For heavy sheet made at high speeds, a considerably different design of paper machine can be used. The wet sheet is formed under pressure between two wires, one on one side, the other on the other side of the sheet, with the feed injected between the two. The clearance between the wires decreases as the sheet moves along, the water being squeezed out into chambers on each side of the wire. To avoid the complication of a multitude of table rolls, one side of the pair of wires may run on a large cylindrical roll, and the other side stretched over it. The action can be repeated with any desired number of head boxes and forming cylindrical rolls.

Returning to the basic simple Fourdrinier operation, the sheet being carried on the felt is moved a relatively short distance (5 to 15ft) to the first of several drying devices, either of squeeze roll, through drier, or "can" type, as described further on. The sheet is removed from the felt at the point of entry to this drying device by "blowing off." The "blow-off" is a slotted pipe placed at the appropriate point behind the felt, through which air is blown at a modest pressure to remove the wet paper. The felt continues on around its cycling loop, generally past a water wash station and squeeze rolls, and a vacuum box to dry the felt.

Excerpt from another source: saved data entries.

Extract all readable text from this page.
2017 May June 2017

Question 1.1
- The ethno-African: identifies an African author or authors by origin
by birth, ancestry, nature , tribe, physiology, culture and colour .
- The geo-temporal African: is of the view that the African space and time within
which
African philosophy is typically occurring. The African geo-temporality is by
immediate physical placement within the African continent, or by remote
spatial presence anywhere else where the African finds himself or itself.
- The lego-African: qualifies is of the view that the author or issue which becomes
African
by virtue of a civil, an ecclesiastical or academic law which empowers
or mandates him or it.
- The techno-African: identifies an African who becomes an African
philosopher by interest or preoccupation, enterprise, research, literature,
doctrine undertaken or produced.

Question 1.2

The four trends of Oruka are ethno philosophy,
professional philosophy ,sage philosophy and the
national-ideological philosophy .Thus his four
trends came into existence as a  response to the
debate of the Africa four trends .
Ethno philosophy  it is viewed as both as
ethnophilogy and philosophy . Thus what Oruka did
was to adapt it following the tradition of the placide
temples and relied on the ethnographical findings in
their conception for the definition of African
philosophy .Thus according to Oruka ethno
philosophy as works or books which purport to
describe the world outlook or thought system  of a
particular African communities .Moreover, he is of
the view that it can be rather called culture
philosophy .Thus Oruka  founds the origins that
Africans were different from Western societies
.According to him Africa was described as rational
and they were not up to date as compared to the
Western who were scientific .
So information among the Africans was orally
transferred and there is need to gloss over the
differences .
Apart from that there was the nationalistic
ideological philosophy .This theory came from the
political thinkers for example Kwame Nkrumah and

Felts used on paper machines must be of a high degree of uniformity in porosity, mechanical strength, stretch qualities, and thickness .

C. Drying and Calendering

The wet sheet as transferred from the carrier felt to the drying system is more than 70% by weight water, and a good deal of thermal energy would be required if all the moisture were to be removed via the conventional steam-


heated "can" driers. In many mills a rubber-coated pair of squeeze rolls is used to mechanically remove as much water as possible. One of the rolls may be porous to facilitate taking the water away from the surface of the paper. A high degree of water removal by squeezing through rolls is limited by the poor mechanical strength of the sheet at this point in the process, and also by the disadvantage of excessive compression of the wet sheet, making it less amenable to evaporative drying.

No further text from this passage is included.